Извини, что долго не отвечали. Если честно, я немного устала, да и новостей хороших не было. Состояние у Наоко неважное. Недавно приезжала из Кобэ ее мать. Вчетвером, включая меня и врача, обсудили разные вопросы и пришли к выводу, что ей лучше на некоторое время перейти в специализированную больницу и пройти интенсивное лечение, а потом уже опять вернуться сюда. Наоко говорит, что по возможности хотела бы вылечиться, не уезжая отсюда, да и мне будет грустно с нею расставаться, и я даже беспокоюсь. Но, по правде говоря, здесь становится все труднее ее контролировать. Обычно все нормально, но иногда чувства ее становятся крайне неуравновешенными, и тогда с нее нельзя спускать глаз. Потому что не знаешь, что произойдет. Беспокоят явственные слуховые галлюцинации. Наоко затворяется от мира и совсем уходит в себя.
Поэтому я тоже считаю, что ей лучше всего какое-то время полечиться в подходящем заведении. Жаль, но ничего не поделаешь. Как я тебе уже говорила, нужно набраться терпения. Не теряя надежды, распутывать одну за другой все эти нити. Какой безнадежной ни была бы ситуация, у нити непременно должен быть конец.
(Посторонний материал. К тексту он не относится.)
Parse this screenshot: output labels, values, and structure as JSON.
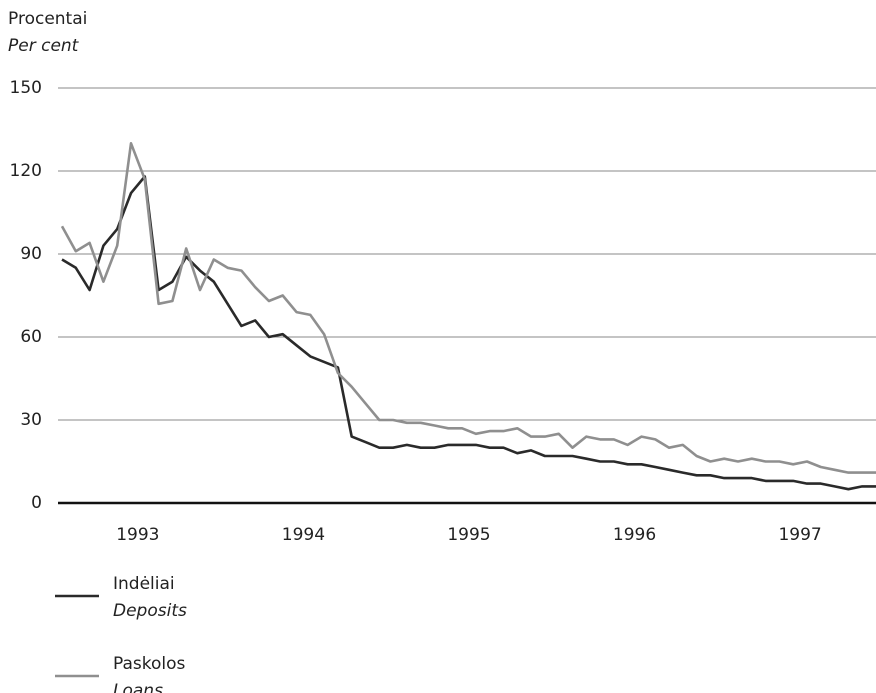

А станет вокруг темно — не двигаться и ждать, пока глаза не привыкнут к этой темноте.
Когда ты получишь это письмо, Наоко уже должна перейти в больницу. Извини, что сообщила тебе в последнюю очередь, — все решилось в считанные дни. Новая больница — неплохая, а главное — надежная. Есть хорошие врачи. Адрес ты найдешь в конце этого письма, теперь пиши туда. Мне пообещали регулярно сообщать о состоянии Наоко, будут новости — дам знать. Хорошо, если смогу порадовать тебя чем-нибудь хорошим. Тебе сейчас нелегко, поэтому крепись. Хоть Наоко здесь нет, пиши иногда и мне. До свидания.